The path to meditation

Photo by Leo Rivas on Unsplash

I’ve long being intrigued by meditation, but I never tried it myself. I’ve heard it was useful to calm you down. It was said it provided some health benefits etc. What caused me at last to change my mind about it was the talk that Lex Fridman had with the historian Yuval Noah Harari in which Yuval mentioned that he meditated for two hours a day and had a one month long meditation retreat once a year.

One additional motivating factor for me was that I, as I think most of the people on Earth, can’t get no satisfaction as The Rolling Stones famously sang. And indeed it’s the case, if you think carefully about it. In this information age we are bombarded with lots of things that cause us to want to buy that thing or the other. Subscribe to that service, like Netflix or the other etc. It seems like a never ending story of addiction that gets worse from day to day. Then, what can be a way out of it you may ask? Well, one of them, apparently, is meditation.

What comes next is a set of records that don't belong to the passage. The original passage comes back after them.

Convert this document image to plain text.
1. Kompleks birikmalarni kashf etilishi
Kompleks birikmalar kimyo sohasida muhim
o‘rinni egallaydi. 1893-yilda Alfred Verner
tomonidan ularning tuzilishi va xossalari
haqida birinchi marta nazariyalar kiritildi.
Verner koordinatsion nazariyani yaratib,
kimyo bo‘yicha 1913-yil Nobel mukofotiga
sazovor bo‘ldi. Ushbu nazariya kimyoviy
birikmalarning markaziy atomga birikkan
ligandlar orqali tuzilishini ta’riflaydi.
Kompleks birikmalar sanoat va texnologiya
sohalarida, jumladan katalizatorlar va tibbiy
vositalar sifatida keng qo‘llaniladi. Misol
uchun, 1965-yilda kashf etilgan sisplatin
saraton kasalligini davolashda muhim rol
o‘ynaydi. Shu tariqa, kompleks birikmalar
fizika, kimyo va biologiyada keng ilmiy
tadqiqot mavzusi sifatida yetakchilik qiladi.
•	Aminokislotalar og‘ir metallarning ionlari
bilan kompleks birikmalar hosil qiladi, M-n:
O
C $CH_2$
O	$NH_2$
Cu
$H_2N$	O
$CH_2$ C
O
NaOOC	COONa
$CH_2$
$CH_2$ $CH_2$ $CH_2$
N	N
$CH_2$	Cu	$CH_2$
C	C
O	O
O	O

It turns out that thinking about meditation as a tool to relax and get calm is not exactly what meditation is meant for. Though, it definitely can make you calm it’s a by product of meditation, but not the main purpose of doing it.

Since Yuval mentioned meditation in that talk I googled the best books on meditation and got a list of a number of books. Among them were two books in particular that resonated with me.

The first one was 10% Happier book by former ABC News journalist Dan Harris in which he described his path to meditation and how it played out for him. I bought a used copy of that book and found it interesting and useful.

The second book in that search list was the How To Meditate book by Pema Chodron a Tibetan Buddhist nun who is a teacher at Gampo Abbey in Nova Scotia, Canada. That book was unlike the 10% Happier and it had much more profound impact on me in comparison to Dan Harris’ book. If you’ll read it and it will resonate with you, then I think you’ll understand what I mean by profound impact.